A little later I’m sitting there talking to the colonel when I noticed a small box strapped down on the belly of the plane. I was curious, so next time the Cargo Master came by I asked him what it was. He hesitated a little, then he said, “That’s white phosphorus.”
See, we’re on a plane with all this classified material and if something was to happen, such as somebody tries to get that material, then the white phosphorus would be ignited. And if the plane crashed, it would ignite.
If you even breathe on it very closely and you have hot breath, you’re liable to disappear! White phosphorus is highly volatile at a very low flash point, and it would literally disintegrate that whole plane and us and everything around it.
I said, “Okay, how much longer before we land somewhere and I can get off of here!”
Well, the next thing we know, the Cargo Master comes back again and says, “We’re landing.” I said, “Landing? We’re in the middle of the Atlantic Ocean!”
He said, “No, we’re not that far out, we’re going to have to land at the Azores, we got some write-ups.” I said, “I’ve just got two more questions — what’s a write-up, and how many we got?”
He said a write-up was something wrong with the plane that needed fixing, and we had eight write-ups, “nothing major.” Yeah, right. By this time I didn’t want to know anything else about that plane!
So we land and taxi all the way down to the end of the airstrip, way away from everything. You know, what with the white phosphorus on board and all.
Here comes two vans, each with a driver and one other guy. One guy takes the papers the colonel was carrying and the other guy wants my gun and my four bullets. These were replacements to stay with the plane so we could have some liberty while it was being fixed. The colonel got in one van and I got in the other van.

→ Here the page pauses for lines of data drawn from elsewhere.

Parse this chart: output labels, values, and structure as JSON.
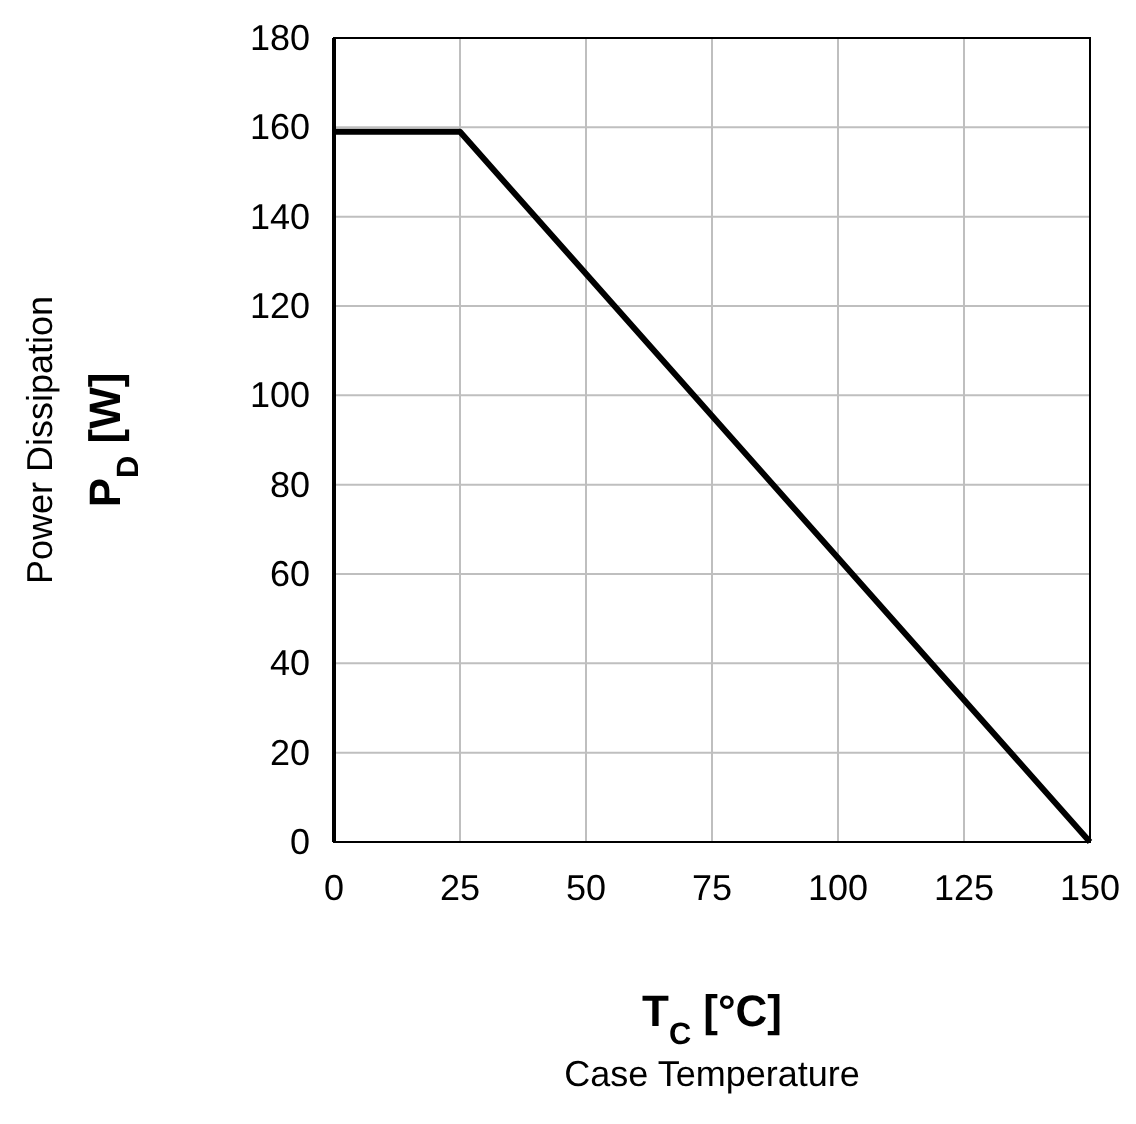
{
  "chart_data": {
    "type": "line",
    "xlabel": "T$_{C}$ [°C]\nCase Temperature",
    "ylabel": "Power Dissipation\nP$_{D}$ [W]",
    "x": [
      0,
      25,
      150
    ],
    "series": [
      {
        "color": "#000000",
        "values": [
          159,
          159,
          0
        ]
      }
    ],
    "xlim": [
      0,
      150
    ],
    "xticks": [
      0,
      25,
      50,
      75,
      100,
      125,
      150
    ],
    "ylim": [
      0,
      180
    ],
    "yticks": [
      0,
      20,
      40,
      60,
      80,
      100,
      120,
      140,
      160,
      180
    ],
    "grid": true,
    "marker": "none",
    "line_style": "solid"
  }
}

Well, it’s late at night by this time and while the Colonel was probably relaxing in the officer’s club or something, most everything else was closed up. So my driver took me to the civilian bar at the airport terminal.

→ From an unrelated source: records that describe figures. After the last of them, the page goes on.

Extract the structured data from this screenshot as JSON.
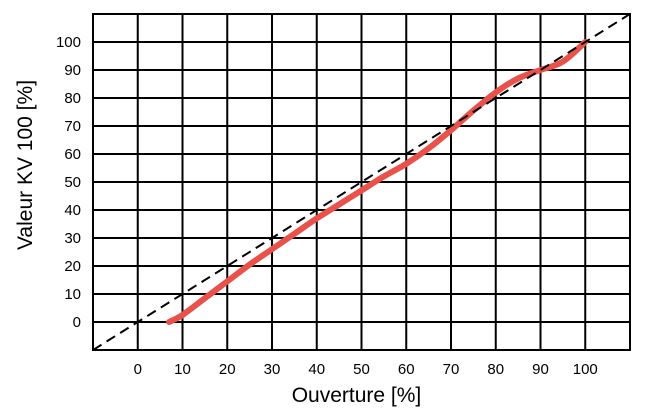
{
  "chart_data": {
    "type": "line",
    "xlabel": "Ouverture [%]",
    "ylabel": "Valeur KV 100 [%]",
    "xlim": [
      -10,
      110
    ],
    "ylim": [
      -10,
      110
    ],
    "grid": true,
    "x_ticks": [
      0,
      10,
      20,
      30,
      40,
      50,
      60,
      70,
      80,
      90,
      100
    ],
    "y_ticks": [
      0,
      10,
      20,
      30,
      40,
      50,
      60,
      70,
      80,
      90,
      100
    ],
    "colors": {
      "curve": "#e8524a",
      "reference": "#000000",
      "grid": "#000000"
    },
    "series": [
      {
        "style": "solid",
        "color": "#e8524a",
        "x": [
          7,
          10,
          15,
          20,
          25,
          30,
          35,
          40,
          45,
          50,
          55,
          60,
          65,
          70,
          75,
          80,
          85,
          90,
          95,
          100
        ],
        "y": [
          0,
          2.5,
          8.5,
          14.5,
          20.5,
          26,
          31.5,
          37,
          42,
          47,
          52,
          56.5,
          62,
          68.5,
          75.5,
          82,
          87,
          90,
          93,
          100
        ]
      },
      {
        "style": "dashed",
        "color": "#000000",
        "x": [
          -10,
          110
        ],
        "y": [
          -10,
          110
        ]
      }
    ]
  }
}
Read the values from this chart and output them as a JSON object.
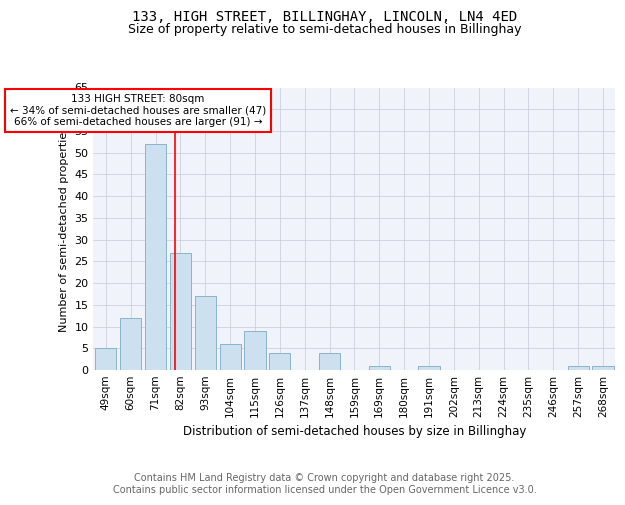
{
  "title1": "133, HIGH STREET, BILLINGHAY, LINCOLN, LN4 4ED",
  "title2": "Size of property relative to semi-detached houses in Billinghay",
  "xlabel": "Distribution of semi-detached houses by size in Billinghay",
  "ylabel": "Number of semi-detached properties",
  "footer1": "Contains HM Land Registry data © Crown copyright and database right 2025.",
  "footer2": "Contains public sector information licensed under the Open Government Licence v3.0.",
  "bins": [
    "49sqm",
    "60sqm",
    "71sqm",
    "82sqm",
    "93sqm",
    "104sqm",
    "115sqm",
    "126sqm",
    "137sqm",
    "148sqm",
    "159sqm",
    "169sqm",
    "180sqm",
    "191sqm",
    "202sqm",
    "213sqm",
    "224sqm",
    "235sqm",
    "246sqm",
    "257sqm",
    "268sqm"
  ],
  "values": [
    5,
    12,
    52,
    27,
    17,
    6,
    9,
    4,
    0,
    4,
    0,
    1,
    0,
    1,
    0,
    0,
    0,
    0,
    0,
    1,
    1
  ],
  "bar_color": "#cce0f0",
  "bar_edge_color": "#8ab4cc",
  "vline_x": 2.78,
  "vline_color": "red",
  "annotation_line1": "133 HIGH STREET: 80sqm",
  "annotation_line2": "← 34% of semi-detached houses are smaller (47)",
  "annotation_line3": "66% of semi-detached houses are larger (91) →",
  "annotation_box_color": "red",
  "annotation_text_color": "black",
  "ylim": [
    0,
    65
  ],
  "yticks": [
    0,
    5,
    10,
    15,
    20,
    25,
    30,
    35,
    40,
    45,
    50,
    55,
    60,
    65
  ],
  "bg_color": "#f0f4fa",
  "grid_color": "#c8c8d8",
  "title1_fontsize": 10,
  "title2_fontsize": 9,
  "footer_fontsize": 7,
  "annot_fontsize": 7.5,
  "ylabel_fontsize": 8,
  "xlabel_fontsize": 8.5
}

They started serving me rum and cokes in tall, skinny bottles about eight inches tall. I don’t know how many I drank. I vaguely remember the guy taking me back to the plane, but I don’t remember anything else until we landed in Norfolk about 8:30 the next morning.
Now, if I’d just waited on that jet to New Jersey and got another flight from there, I’d have been home in Florence, South Carolina long before we ever got to Norfolk, Virginia!
(Harold had forgotten his very first military lesson: never volunteer.)